Ocean Alliance is a 501(c)3 organization founded in 1971 by Roger Payne. Dr. Payne has conducted research on whales in all the oceans of the world, and has been an eloquent spokesman for their welfare for over three decades. In the early 1970s, he was among the first to sound the alarm about the threat of worldwide pollution of the oceans. In the January 1979 issue of National Geographic, Dr. Payne said, “Pollution has replaced the harpoon as a mortal threat to whales, and in its way can be far more deadly.”
Believing that rigorous science and widespread public education are basic requirements for long-term conservation, Dr. Payne founded Ocean Alliance for the purpose of carrying out both these global missions. Ocean Alliance has research partnerships in South America and a research vessel, Odyssey (a 93-foot, steel, ocean-going ketch), that operates in all the world’s oceans from her home base in Gloucester, Massachusetts.

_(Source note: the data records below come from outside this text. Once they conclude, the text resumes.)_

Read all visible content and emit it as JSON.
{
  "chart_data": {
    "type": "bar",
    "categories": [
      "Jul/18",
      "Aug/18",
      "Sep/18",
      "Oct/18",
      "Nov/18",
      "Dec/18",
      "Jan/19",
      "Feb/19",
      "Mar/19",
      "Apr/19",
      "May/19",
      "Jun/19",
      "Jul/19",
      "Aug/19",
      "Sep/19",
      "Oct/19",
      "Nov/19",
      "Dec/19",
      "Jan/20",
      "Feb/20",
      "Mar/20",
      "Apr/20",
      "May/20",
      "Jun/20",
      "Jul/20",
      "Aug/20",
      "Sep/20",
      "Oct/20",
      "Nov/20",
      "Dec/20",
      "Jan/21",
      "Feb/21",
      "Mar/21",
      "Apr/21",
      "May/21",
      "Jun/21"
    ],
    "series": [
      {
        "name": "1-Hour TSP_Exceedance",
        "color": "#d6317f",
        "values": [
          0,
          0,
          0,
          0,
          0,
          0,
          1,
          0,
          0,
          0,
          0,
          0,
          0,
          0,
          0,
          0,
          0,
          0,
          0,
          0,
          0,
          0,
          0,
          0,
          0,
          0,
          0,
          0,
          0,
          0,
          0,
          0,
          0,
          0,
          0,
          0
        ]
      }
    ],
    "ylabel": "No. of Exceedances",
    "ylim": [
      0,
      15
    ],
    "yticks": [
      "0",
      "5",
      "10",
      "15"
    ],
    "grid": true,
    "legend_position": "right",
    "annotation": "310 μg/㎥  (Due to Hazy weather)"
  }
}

Ocean Alliance collects a broad spectrum of data on whales and ocean life relating particularly to toxicology, bioacoustics, behavior, and genetics. For over 40 years, we have studied a population of right whales that use the bays of the Natural Protected Area of Península Valdés (Chubut, Argentina) as a nursery ground–working closely for the past fourteen years with our sister organization, Instituto de Conservación de Ballenas (ICB), in Argentina. This is the longest continuous study of any great whale based on known individuals. We conduct whale toxicology studies in partnership with the Wise Laboratory of Environmental and Genetic Toxicology, at the University of Southern Maine. Ocean Alliance’s diverse research data provides policy makers, NGOs, educators, and students with information about ocean pollution and the health of marine mammals and ecosystems. This data has been the basis for many conservation success stories.
In recent years, Ocean Alliance has widened its interests to include the study of marine pollution using whales as a model subject. The amounts of harmful chemicals making their way into the sea by land and by air is of great concern. Understanding the health of the oceans is more important now than ever before. Recognizing the urgency for information to better deal with this problem, in 2000, Ocean Alliance set out to do what no government agency or organization had ever attempted to do before: spend 5½ years aboard their research vessel, Odyssey, collecting samples from sperm whales from around the world, and analyzing their levels of heavy metals and synthetic contaminants; thus, achieving a baseline study of the levels of pollution in the oceans. An Executive Summary Report of the Voyage of the Odyssey was recently made public at the meeting of the International Whaling Commission in Morocco.
On July 17, 2010, in the wake of the BP oil spill disaster, Odyssey set sail from Portland, Maine, en route to the Gulf of Mexico, to conduct toxicology studies to assess the impact of the oil crisis in the Gulf on whales and ocean life. Odyssey’s research team will conduct studies in both the Atlantic Ocean (both before and after the oil arrives) and in the Gulf of Mexico in both oiled and non-oiled areas.
For almost 40 years, Ocean Alliance has made a positive difference in this world. Our dedicated staff works hard to carry out its on-going mission and to do so with scientific integrity foremost. We pledge our continued commitment to help protect and preserve the marine environment on which the lives of all of us, people as well as whales, are utterly dependent.